Nevertheless, one thing not discussed there or surprisingly anywhere else on this blog is penalty statutes available in most states which penalize a contractor for misapplication of funds. These penalty statutes can create huge leverage for your company when trying to get paid.
How Do “Misapplication of Funds” and Non-Payment Penalty Statutes Work?
Disclaimer: This post is going to discusses these statutes very broadly. It is important to review the law in your particular state to see if these statutes exist and determine how they work.
Most states make it a civil or criminal (yes, criminal) violation for contractors to receive money up the contracting chain and not pay it down the contracting chain.
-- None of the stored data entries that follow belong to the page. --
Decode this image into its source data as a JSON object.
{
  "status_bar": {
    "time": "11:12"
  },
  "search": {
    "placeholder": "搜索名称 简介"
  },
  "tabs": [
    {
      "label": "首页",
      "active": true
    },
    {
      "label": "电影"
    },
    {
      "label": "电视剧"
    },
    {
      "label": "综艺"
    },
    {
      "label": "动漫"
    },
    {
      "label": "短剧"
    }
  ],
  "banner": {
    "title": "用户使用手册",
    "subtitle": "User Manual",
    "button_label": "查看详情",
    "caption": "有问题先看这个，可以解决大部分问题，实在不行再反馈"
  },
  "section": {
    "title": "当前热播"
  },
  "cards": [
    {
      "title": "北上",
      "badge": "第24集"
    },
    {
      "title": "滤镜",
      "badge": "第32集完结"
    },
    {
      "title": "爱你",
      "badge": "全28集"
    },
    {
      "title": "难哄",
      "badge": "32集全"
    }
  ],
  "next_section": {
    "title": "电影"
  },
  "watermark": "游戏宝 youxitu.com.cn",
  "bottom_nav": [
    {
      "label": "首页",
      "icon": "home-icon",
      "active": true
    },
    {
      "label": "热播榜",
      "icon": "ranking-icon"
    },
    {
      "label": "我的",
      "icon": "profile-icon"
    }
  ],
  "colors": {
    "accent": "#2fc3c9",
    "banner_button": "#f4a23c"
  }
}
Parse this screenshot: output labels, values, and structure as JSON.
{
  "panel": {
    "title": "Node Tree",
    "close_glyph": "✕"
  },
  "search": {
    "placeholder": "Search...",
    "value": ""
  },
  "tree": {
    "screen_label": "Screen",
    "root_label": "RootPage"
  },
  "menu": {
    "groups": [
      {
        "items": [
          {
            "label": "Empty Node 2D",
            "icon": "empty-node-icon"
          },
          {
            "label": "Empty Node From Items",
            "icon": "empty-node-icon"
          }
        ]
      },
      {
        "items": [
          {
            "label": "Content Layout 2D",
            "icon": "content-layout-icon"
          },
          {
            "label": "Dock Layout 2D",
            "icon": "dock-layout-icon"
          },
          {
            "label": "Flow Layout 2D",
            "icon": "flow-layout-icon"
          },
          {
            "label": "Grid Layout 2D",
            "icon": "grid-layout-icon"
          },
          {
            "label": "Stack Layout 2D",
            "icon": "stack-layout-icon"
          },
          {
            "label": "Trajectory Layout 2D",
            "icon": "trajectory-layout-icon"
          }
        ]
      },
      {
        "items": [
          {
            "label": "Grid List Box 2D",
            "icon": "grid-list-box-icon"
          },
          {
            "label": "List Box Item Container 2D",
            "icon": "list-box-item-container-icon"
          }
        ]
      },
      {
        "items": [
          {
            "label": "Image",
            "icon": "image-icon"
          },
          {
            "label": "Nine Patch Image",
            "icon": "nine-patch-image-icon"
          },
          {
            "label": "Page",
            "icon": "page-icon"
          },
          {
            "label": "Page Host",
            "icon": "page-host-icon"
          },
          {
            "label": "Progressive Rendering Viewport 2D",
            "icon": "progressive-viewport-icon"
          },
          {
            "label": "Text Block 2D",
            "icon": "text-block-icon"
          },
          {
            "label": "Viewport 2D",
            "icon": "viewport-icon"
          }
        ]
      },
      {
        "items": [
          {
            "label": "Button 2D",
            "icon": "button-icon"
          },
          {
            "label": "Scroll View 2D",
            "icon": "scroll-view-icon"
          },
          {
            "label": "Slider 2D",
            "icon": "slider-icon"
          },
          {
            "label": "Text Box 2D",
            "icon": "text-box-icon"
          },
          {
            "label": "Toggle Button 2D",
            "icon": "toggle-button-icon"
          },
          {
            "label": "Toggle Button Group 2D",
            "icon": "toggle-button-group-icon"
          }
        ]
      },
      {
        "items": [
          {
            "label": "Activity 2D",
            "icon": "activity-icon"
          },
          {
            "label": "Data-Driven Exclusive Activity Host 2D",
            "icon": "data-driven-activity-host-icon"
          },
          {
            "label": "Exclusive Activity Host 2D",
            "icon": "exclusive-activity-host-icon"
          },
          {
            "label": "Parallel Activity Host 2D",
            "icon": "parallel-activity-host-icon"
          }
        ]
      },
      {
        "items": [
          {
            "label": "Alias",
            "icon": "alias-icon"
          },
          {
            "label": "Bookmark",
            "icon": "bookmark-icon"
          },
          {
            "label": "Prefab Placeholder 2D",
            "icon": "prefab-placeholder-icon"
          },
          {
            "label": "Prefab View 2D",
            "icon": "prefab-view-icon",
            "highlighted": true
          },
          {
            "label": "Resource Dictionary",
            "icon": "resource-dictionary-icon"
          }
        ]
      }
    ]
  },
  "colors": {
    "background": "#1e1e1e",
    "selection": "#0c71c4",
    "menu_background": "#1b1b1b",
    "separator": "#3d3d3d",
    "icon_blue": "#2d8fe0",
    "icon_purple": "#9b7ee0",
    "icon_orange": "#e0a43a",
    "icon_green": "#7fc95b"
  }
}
If an owner pays a general contractor for flooring work completed, and the general contractor doesn’t in-turn pay the subcontractor for the same work, the general contractor’s “misapplication” of the owner’s funds is considered a statutory no-no.
The following chart should provide you with a visual understanding about how money can be misapplied. At the top of the chart is how a general contractor is supposed to handle payments received. The bottom portion of the chart gives two types of misapplications: (i) The general contractor keeps more than his share; and (ii) The general contractor pays off subs or suppliers who are not related to the payment application.
State legislatures and state public policy are very interested in making sure this type of misapplication of funds does not happen. Mechanics lien laws are crafted to deal with the consequences of such payment misapplication by allowing victims to file mechanics lien claims. Most states also have penalty statutes to penalize the party who misapplies funds.
[pullquote style=”left” quote=”dark”]Before qualifying to recover the penalties, interests and attorney fees, however, statutes usually require you to make a formal demand upon the non-paying contractor.[/pullquote] These laws – frequently referred to as “Prompt Pay Acts” – require contractors (including subcontractors who hire subs and suppliers) to pay their sub-tiers within a defined period of time from when they receive payment. The payment period is usually between 7 – 20 days, and the payments must usually be in proportion to the payment received by the paying contractor for the work.
If the paying contractor doesn’t make the required payment within the require period of time, the prompt payment statutes will impose a penalty for the violation.
The penalty is usually a percentage of the amount due, plus interests and attorney fees. So, if the paying contractor stiffs you on $100,000, you may be entitled to recover that $100,000 payment, plus interests, attorney fees, and a penalty of 10-50% of the amount due (an additional $10,000 – $50,000). These penalties vary by state statute.
Before qualifying to recover the penalties, interests and attorney fees, however, statutes usually require you to make a formal demand upon the non-paying contractor, giving it an additional period of time to take corrective action and make the payment. If you don’t send this notice, you’ll be out of luck in requesting the penalties.
The Intersection Between Mechanics Lien Laws and Prompt Payment Statutes
These prompt payment statutes sound pretty powerful, right? Why in the world would you still need to file a mechanics lien?
Managing credit and collections is a mix-and-match environment. Every circumstance is unique and needs an unique remedy. Sometimes, the prompt payment statute play is going to be the leverage you need to get paid, but other times, it just won’t do.
A few weeks ago we wrote an article about the 17 Ways A Mechanics Lien Works To Get You Paid. You’ll note that if we were to write an article about prompt payment statutes, it would read “The 1 Way A Prompt Payment Statute Works to Get You Paid.” And that is why the mechanics lien remains relevant.
At the end of the day, the prompt payment statutes still rely on the paying contractor being solvent (if it is misappropriating funds, not likely), and it relies on a potentially expensive and drawn-out legal proceeding against that party. Unfortunate, but true. I’ve practice construction law for quite some time now and I’ve NEVER EVER seen a contractor receive demand for non-prompt payment penalties and fork over the cash. It doesn’t happen. You’ll never see that money unless you go toe-to-toe in court.
The mechanics lien, however, creates an instant problem for the contractor and others on the project, and it secures your unpaid receivables. Security is much better than a threat, although sometimes, the threat will do.